Ночное небо в горах, оно совершенно особое, не такое, как на равнине. Будто накрыли горные кручи огромной чашей черного стекла, изукрашенной узорами созвездий. Плывут по гладкой черноте купола неведомо куда сверкающие огоньки далеких звезд, перемигиваются между собой, будто знают какую-то очень важную тайну, настолько важную, что нет ничего более сокровенного, скрытого от людей в устройстве мироздания. Узнай ее, и станешь властелином жизни и смерти, самым могущественным и богатым, победишь старость и болезни, изобретешь вечный двигатель и машину времени, дашь счастье всем обитателям маленького шарика, плывущего в холодной пустоте, того самого, что носит смешное и трогательное название Земля. Много о чем мечтается под усыпанным звездами горным небом, много чего видится в его бездонной черноте…
— Петрович, давай со своими, только осторожно, на цыпочках!
— Принял, командир, сделаем.
Искаженный треском помех шепот из портативной рации бесповоротно ломает все очарование ночи. Рация вовсе даже не военного вида, куплена Кэпом еще дома на собственные деньги.
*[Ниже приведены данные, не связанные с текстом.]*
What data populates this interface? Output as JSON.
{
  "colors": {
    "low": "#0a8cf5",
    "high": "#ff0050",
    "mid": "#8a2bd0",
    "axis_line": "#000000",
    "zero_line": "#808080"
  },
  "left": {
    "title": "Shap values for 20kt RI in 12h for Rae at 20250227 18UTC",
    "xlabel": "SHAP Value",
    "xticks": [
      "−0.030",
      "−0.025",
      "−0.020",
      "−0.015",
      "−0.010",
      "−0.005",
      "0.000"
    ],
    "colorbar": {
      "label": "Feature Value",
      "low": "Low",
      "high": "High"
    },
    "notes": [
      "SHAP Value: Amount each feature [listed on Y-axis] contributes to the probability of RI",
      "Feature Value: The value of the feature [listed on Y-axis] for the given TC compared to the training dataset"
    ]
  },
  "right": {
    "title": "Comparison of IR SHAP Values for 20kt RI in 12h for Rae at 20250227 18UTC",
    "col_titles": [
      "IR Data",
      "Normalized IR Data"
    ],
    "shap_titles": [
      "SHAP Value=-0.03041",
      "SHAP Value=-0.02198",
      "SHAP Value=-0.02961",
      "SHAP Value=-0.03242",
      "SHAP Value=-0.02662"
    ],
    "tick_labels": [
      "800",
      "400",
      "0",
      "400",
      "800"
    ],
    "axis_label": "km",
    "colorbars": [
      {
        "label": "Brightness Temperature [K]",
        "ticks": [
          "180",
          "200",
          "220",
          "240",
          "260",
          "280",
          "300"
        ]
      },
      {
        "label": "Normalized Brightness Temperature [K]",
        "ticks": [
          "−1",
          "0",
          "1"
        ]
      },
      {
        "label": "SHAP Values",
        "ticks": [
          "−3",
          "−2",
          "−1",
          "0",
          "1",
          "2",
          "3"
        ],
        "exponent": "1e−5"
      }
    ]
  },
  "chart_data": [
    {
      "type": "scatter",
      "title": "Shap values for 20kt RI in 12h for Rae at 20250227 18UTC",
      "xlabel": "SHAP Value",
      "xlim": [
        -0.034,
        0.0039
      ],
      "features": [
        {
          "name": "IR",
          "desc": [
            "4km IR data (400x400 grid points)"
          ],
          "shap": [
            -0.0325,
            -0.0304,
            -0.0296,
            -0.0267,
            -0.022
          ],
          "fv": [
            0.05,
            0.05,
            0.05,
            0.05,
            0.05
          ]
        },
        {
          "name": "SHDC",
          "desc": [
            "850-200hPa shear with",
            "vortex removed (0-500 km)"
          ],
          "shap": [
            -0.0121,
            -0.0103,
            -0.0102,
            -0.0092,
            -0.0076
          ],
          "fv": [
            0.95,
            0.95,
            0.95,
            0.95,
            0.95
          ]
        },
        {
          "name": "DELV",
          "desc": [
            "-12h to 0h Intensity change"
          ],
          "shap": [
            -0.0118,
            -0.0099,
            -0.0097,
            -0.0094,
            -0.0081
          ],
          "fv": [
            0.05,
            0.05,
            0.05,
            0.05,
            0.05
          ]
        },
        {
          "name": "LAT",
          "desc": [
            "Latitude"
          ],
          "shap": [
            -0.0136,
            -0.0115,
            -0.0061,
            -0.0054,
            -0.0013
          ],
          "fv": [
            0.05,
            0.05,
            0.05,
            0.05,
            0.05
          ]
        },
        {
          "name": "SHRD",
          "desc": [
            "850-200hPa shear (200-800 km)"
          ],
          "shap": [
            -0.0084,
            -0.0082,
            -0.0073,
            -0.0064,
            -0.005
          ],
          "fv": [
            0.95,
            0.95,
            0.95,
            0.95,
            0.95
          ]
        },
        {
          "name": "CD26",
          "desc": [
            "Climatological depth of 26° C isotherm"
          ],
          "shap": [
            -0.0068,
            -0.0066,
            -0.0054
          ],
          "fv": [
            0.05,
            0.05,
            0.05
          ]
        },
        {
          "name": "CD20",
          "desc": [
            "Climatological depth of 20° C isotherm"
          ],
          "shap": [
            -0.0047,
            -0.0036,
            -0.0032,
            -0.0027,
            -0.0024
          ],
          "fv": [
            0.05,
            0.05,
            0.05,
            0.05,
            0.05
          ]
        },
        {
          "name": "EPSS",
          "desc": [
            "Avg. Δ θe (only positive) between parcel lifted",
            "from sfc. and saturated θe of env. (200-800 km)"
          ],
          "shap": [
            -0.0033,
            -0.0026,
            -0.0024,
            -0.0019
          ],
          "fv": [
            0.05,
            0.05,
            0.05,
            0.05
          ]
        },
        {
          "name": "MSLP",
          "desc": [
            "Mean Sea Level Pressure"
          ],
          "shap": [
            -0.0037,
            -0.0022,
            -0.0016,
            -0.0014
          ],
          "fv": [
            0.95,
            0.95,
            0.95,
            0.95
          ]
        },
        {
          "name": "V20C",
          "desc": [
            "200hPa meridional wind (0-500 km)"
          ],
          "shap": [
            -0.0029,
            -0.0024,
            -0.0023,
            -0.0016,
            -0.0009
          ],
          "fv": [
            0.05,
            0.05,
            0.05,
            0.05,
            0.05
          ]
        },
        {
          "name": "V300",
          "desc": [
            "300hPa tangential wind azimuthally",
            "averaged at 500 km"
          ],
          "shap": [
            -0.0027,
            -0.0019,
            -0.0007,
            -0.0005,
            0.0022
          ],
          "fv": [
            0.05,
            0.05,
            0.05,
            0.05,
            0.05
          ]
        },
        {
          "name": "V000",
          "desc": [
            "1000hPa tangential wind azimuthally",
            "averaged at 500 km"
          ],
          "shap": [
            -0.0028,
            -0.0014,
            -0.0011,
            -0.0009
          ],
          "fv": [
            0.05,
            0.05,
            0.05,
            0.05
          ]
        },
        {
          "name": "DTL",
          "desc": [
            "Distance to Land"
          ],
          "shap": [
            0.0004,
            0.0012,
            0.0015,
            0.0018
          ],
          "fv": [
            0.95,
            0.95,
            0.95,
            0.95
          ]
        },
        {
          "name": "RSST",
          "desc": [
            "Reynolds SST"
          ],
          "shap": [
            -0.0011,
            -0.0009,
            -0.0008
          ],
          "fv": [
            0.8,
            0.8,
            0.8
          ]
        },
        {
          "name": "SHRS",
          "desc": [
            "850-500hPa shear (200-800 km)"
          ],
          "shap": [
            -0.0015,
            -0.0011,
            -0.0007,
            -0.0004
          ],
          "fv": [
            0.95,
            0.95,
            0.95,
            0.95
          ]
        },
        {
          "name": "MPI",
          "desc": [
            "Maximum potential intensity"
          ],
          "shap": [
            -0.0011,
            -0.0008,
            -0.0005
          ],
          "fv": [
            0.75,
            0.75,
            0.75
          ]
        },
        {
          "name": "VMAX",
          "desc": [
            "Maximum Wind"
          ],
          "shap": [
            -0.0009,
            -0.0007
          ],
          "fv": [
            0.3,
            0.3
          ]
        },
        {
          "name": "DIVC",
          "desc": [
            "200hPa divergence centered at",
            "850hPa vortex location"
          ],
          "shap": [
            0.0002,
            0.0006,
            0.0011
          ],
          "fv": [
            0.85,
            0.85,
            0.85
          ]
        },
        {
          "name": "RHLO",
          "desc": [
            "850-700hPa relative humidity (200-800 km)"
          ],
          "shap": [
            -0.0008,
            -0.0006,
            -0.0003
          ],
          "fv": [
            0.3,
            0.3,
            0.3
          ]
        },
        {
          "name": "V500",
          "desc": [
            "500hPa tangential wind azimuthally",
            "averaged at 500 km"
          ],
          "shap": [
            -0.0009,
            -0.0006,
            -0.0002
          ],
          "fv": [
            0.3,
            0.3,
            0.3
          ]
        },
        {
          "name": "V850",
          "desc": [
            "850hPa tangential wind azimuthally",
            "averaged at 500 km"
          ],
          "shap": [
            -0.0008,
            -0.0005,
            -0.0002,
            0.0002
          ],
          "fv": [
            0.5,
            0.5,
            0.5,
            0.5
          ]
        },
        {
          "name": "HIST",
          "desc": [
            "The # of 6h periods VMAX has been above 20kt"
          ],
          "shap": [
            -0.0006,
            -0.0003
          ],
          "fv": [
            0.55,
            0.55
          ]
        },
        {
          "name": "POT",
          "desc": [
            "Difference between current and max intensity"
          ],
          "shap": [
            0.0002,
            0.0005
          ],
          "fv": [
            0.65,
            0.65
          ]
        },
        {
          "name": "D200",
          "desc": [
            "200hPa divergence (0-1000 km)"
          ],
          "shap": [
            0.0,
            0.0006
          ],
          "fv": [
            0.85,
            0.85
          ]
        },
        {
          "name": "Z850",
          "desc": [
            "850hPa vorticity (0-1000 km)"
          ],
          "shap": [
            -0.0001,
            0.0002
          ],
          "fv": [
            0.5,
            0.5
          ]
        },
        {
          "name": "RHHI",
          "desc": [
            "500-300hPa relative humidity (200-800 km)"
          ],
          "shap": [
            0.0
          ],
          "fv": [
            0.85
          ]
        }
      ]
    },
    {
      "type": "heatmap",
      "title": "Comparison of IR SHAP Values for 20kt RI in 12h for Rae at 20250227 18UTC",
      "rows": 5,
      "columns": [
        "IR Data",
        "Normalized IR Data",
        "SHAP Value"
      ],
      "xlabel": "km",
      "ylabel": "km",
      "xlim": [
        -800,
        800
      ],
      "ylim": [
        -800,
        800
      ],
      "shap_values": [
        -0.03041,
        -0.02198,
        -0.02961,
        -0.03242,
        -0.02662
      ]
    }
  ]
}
В некоторых ситуациях связь внутри группы просто необходима, а у родного армейского начальства, как всегда, снега зимой не выпросишь, не то, что дополнительного нештатного оборудования. Шепот контрактника, долетевший с другой стороны лагеря, пронзая радиоволнами равнодушный эфир, громом ударил по и так натянутым нервам, Шварцман весь подобрался. Вот оно началось! Завозился, поправляя снаряжение, щелкнул предохранителем автомата.
— Ты чего? — недовольно прошипел рядом Кэп. — Блохи закусали? Чего вертишься?
— Так это… — не понял вопроса Шварцман. — Пора же, пойдем сейчас…
— Уймись, никто никуда не идет, — цыкнул на него Кэп. — Точнее идет, но не мы с тобой и вообще не здесь.
— Не понял…
— Нечего понимать. Сейчас Петрович, Цыпа и Шнур сползают аккуратно, заложат взрывчатку, под дом с боевиками, да заминируют ихний склад. Вот и все. А ты куда собрался, вояка?
Шварцман был так удивлен словами командира, что даже пропустил мимо ушей обидного «вояку».
— Так мы что же? Просто возьмем их и взорвем? А разведданные? А «языки», полевой допрос?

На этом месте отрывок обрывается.